First, uninstall the old version:
pip uninstall apache-airflow
Then, install the new version. Replace <new_version>
with the desired version number. For example, to install version 2.8.1:
pip install apache-airflow==<new_version>
If you use specific extras, like postgres
or cncf.kubernetes
, include them:
pip install apache-airflow[postgres,cncf.kubernetes]==<new_version>
Install any necessary provider packages separately if they are not bundled or have been moved:
pip install apache-airflow-providers-cncf-kubernetes==<new_provider_version>
4. Upgrade the Metadata Database
After installing the new Airflow version, you need to upgrade the metadata database schema.
Ensure your AIRFLOW_HOME
environment variable is set correctly and points to your Airflow configuration directory.
export AIRFLOW_HOME=/path/to/your/airflow/home
Run the database upgrade command:
airflow db upgrade
This command will apply any pending schema migrations. Review the output for any errors.
Caution: If airflow db upgrade
fails, do NOT proceed without resolving the errors. You may need to restore from your backup.
5. Update Airflow Configuration
After a successful database upgrade, review your airflow.cfg
file. New versions might introduce new configuration options or change default values. Refer to the release notes and documentation for specific changes.
You may need to re-apply any custom settings you had in your old configuration file.
6. Restart Airflow Components
Start your Airflow services (scheduler, webserver, workers) with the newly installed version.
If you are running services via systemd, supervisor, or Docker Compose, restart them accordingly.
7. Test Thoroughly
This is a crucial step. Deploy the upgraded Airflow to your staging environment first.
- Verify that the UI loads correctly.
- Check that your DAGs are parsed and visible.
- Trigger a few sample DAG runs, including those with different operators and dependencies.
- Test integrations with external systems (databases, cloud services, etc.).
- Monitor logs for any new errors or warnings.
- Perform load testing if possible to ensure performance.
Specific Considerations for Major Version Upgrades
Upgrading between major versions (e.g., from 1.x to 2.x, or 2.x to 3.x) often involves more significant changes.

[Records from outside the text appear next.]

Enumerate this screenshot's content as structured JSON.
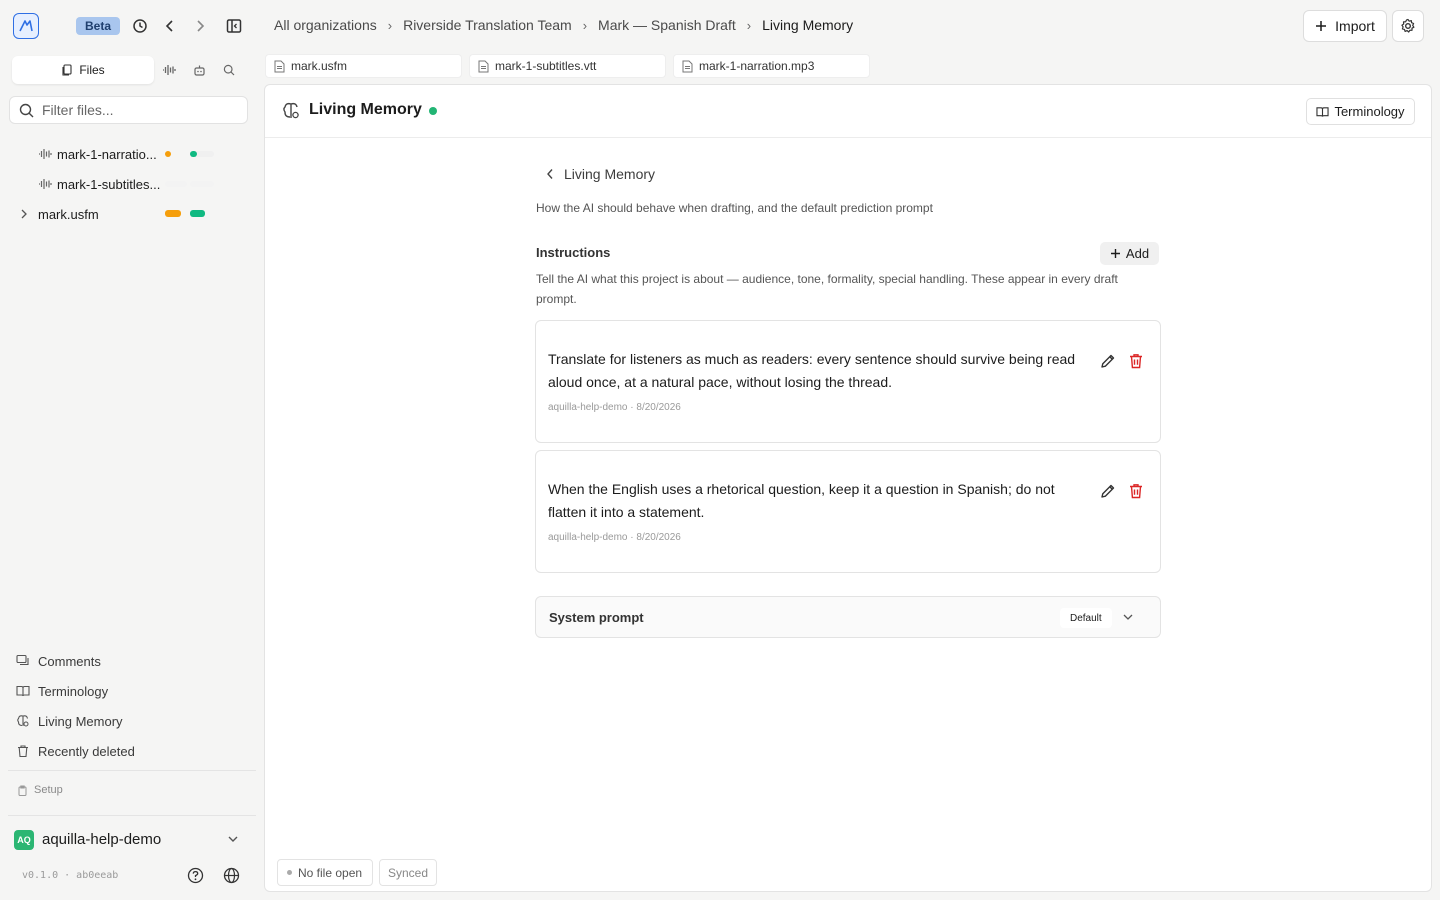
{
  "topbar": {
    "beta_label": "Beta",
    "breadcrumbs": [
      "All organizations",
      "Riverside Translation Team",
      "Mark — Spanish Draft",
      "Living Memory"
    ],
    "import_label": "Import"
  },
  "sidebar": {
    "tab_files": "Files",
    "filter_placeholder": "Filter files...",
    "files": [
      {
        "name": "mark-1-narratio...",
        "icon": "waveform-icon"
      },
      {
        "name": "mark-1-subtitles...",
        "icon": "waveform-icon"
      },
      {
        "name": "mark.usfm",
        "icon": "chevron-right-icon"
      }
    ],
    "nav": [
      {
        "label": "Comments",
        "icon": "comments-icon"
      },
      {
        "label": "Terminology",
        "icon": "book-icon"
      },
      {
        "label": "Living Memory",
        "icon": "brain-icon"
      },
      {
        "label": "Recently deleted",
        "icon": "trash-icon"
      }
    ],
    "setup_label": "Setup",
    "user": {
      "initials": "AQ",
      "name": "aquilla-help-demo"
    },
    "version": "v0.1.0 · ab0eeab"
  },
  "file_tabs": [
    "mark.usfm",
    "mark-1-subtitles.vtt",
    "mark-1-narration.mp3"
  ],
  "main": {
    "title": "Living Memory",
    "terminology_button": "Terminology",
    "back_label": "Living Memory",
    "description": "How the AI should behave when drafting, and the default prediction prompt",
    "instructions": {
      "title": "Instructions",
      "add_label": "Add",
      "help": "Tell the AI what this project is about — audience, tone, formality, special handling. These appear in every draft prompt.",
      "items": [
        {
          "text": "Translate for listeners as much as readers: every sentence should survive being read aloud once, at a natural pace, without losing the thread.",
          "meta": "aquilla-help-demo · 8/20/2026"
        },
        {
          "text": "When the English uses a rhetorical question, keep it a question in Spanish; do not flatten it into a statement.",
          "meta": "aquilla-help-demo · 8/20/2026"
        }
      ]
    },
    "system_prompt": {
      "label": "System prompt",
      "value": "Default"
    }
  },
  "status": {
    "file": "No file open",
    "sync": "Synced"
  },
  "colors": {
    "accent": "#2f6fe4",
    "green": "#22b574",
    "orange": "#f59e0b",
    "teal": "#10b981",
    "danger": "#dc2626"
  }
}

- Provider Packages: Many integrations have been moved into separate provider packages. Ensure you install the correct provider packages for your version.
- Configuration Structure: The configuration file structure and options might change.
- API Changes: If you use the Airflow REST API, review any changes in endpoints or data formats.
- Executor Changes: Certain executors might have been deprecated or modified.
Downgrading
Downgrading is generally not recommended and can be complex, especially if database schema changes have occurred. If you encounter critical issues that require downgrading:
- Restore your metadata database from the backup taken before the upgrade.
- Reinstall the previous version of Airflow.
- Restore your configuration files.
- Restart Airflow components.
It is always best to thoroughly test upgrades in a non-production environment to avoid the need for downgrades.